= Vittal Rai =

Vittal Rai (25 October 1935 – 19 December 1995) was an Indian scientist, professor and administrator. He was the fourth Vice-Chancellor of the University of Agricultural Sciences, Dharwad (1991–1994). His scientific specialism was bio-fertilisers and he authored a significant number of books based on his research.

Among the many honours he received was a Chief Minister's Rajyotsava Award in 1994.

== Early life and education ==
Vittal Rai was born into a Tulu-speaking family at Palthad, a small village near Puttur in South Canara (present-day Dakshina Kannada) district. He was the second of three children born to N. Jathappa Rai and Palthad Shubravathi Rai. His father died when he was three years old.

Rai's primary education was at Primary Board High School in Bellare. He did his college education in Aloysius College, Mangalore. He then went on to the University of Agricultural Sciences, Dharwad, where he completed his bachelor's degree in agriculture. He did postgraduate studies in plant microbiology from the same university then proceeded to the United States, where he completed a second postgraduate degree in ecology and his doctoral studies in plant pathology.

== Career ==
Rai started his career as an associate professor at the Montana State University, Montana, US. After working in the US for five years and living there for 13 years, he decided to move back to India in 1973.

In India, Rai was offered several jobs in banks and other corporations, but he chose to teach at the University of Agricultural Science in Bangalore as an associate professor. He was promoted to Professor and Head of the Microbiology Department in 1978 and held the position till he retired in 1995.

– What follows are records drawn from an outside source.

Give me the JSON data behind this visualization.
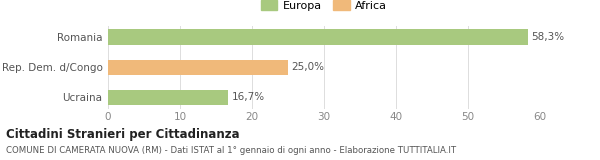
{
  "categories": [
    "Romania",
    "Rep. Dem. d/Congo",
    "Ucraina"
  ],
  "values": [
    58.3,
    25.0,
    16.7
  ],
  "colors": [
    "#a8c97f",
    "#f0b97a",
    "#a8c97f"
  ],
  "labels": [
    "58,3%",
    "25,0%",
    "16,7%"
  ],
  "legend": [
    {
      "label": "Europa",
      "color": "#a8c97f"
    },
    {
      "label": "Africa",
      "color": "#f0b97a"
    }
  ],
  "xlim": [
    0,
    60
  ],
  "xticks": [
    0,
    10,
    20,
    30,
    40,
    50,
    60
  ],
  "title": "Cittadini Stranieri per Cittadinanza",
  "subtitle": "COMUNE DI CAMERATA NUOVA (RM) - Dati ISTAT al 1° gennaio di ogni anno - Elaborazione TUTTITALIA.IT",
  "background_color": "#ffffff",
  "bar_height": 0.5
}
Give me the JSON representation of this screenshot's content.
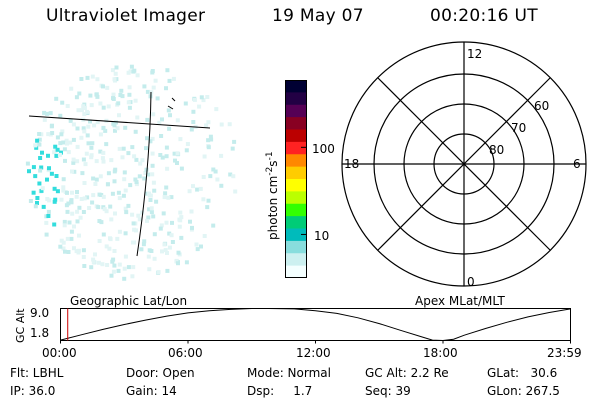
{
  "header": {
    "instrument": "Ultraviolet Imager",
    "date": "19 May 07",
    "time": "00:20:16 UT"
  },
  "colorbar": {
    "unit": "photon cm",
    "unit_sup1": "-2",
    "unit_mid": "s",
    "unit_sup2": "-1",
    "tick_labels": [
      "100",
      "10"
    ],
    "colors": [
      "#000033",
      "#220044",
      "#550055",
      "#880022",
      "#bb0000",
      "#ff2222",
      "#ff8800",
      "#ffcc00",
      "#ffff00",
      "#bbff00",
      "#33ff00",
      "#00cc77",
      "#00bbbb",
      "#88dddd",
      "#ccf0f0",
      "#f4ffff"
    ]
  },
  "polar_grid": {
    "mlt_labels": [
      "12",
      "18",
      "6",
      "0"
    ],
    "lat_labels": [
      "60",
      "70",
      "80"
    ]
  },
  "altitude_panel": {
    "left_caption": "Geographic Lat/Lon",
    "right_caption": "Apex MLat/MLT",
    "axis_label": "GC Alt",
    "y_ticks": [
      "9.0",
      "1.8"
    ],
    "x_ticks": [
      "00:00",
      "06:00",
      "12:00",
      "18:00",
      "23:59"
    ]
  },
  "chart_data": {
    "type": "line",
    "title": "",
    "xlabel": "",
    "ylabel": "GC Alt",
    "x_unit": "UT hours",
    "xlim": [
      0,
      24
    ],
    "ylim": [
      1.8,
      9.0
    ],
    "series": [
      {
        "x": [
          0,
          1,
          2,
          3,
          4,
          5,
          6,
          7,
          8,
          9,
          9.8,
          11,
          12,
          13,
          14,
          15,
          16,
          17,
          17.5,
          18,
          18.5,
          19,
          20,
          21,
          22,
          23,
          24
        ],
        "y": [
          1.9,
          3.1,
          4.3,
          5.4,
          6.4,
          7.3,
          8.0,
          8.5,
          8.8,
          9.0,
          9.0,
          8.9,
          8.5,
          7.9,
          6.9,
          5.6,
          4.1,
          2.6,
          1.9,
          1.8,
          2.1,
          3.0,
          4.5,
          5.9,
          7.1,
          8.1,
          8.9
        ]
      }
    ],
    "current_time_marker": 0.34
  },
  "status": {
    "flt": "Flt: LBHL",
    "ip": "IP: 36.0",
    "door": "Door: Open",
    "gain": "Gain: 14",
    "mode": "Mode: Normal",
    "dsp": "Dsp:     1.7",
    "gc_alt": "GC Alt: 2.2 Re",
    "seq": "Seq: 39",
    "glat": "GLat:   30.6",
    "glon": "GLon: 267.5"
  }
}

He was also appointed as the Vice Chancellor of University of Agricultural Sciences, Dharwad, from November 1991 to November 1994.

== Personal life ==
Rai was married to Lavanya, daughter of Ullipady Ramnath Marla and Kumudhini Marla, in 1968. The marriage was a traditional Indian arranged marriage. They had two sons their names were Vihar Ramnath and Vikas Jathappa. He had two grand children named Viana Sharla and Vidhan Balvit.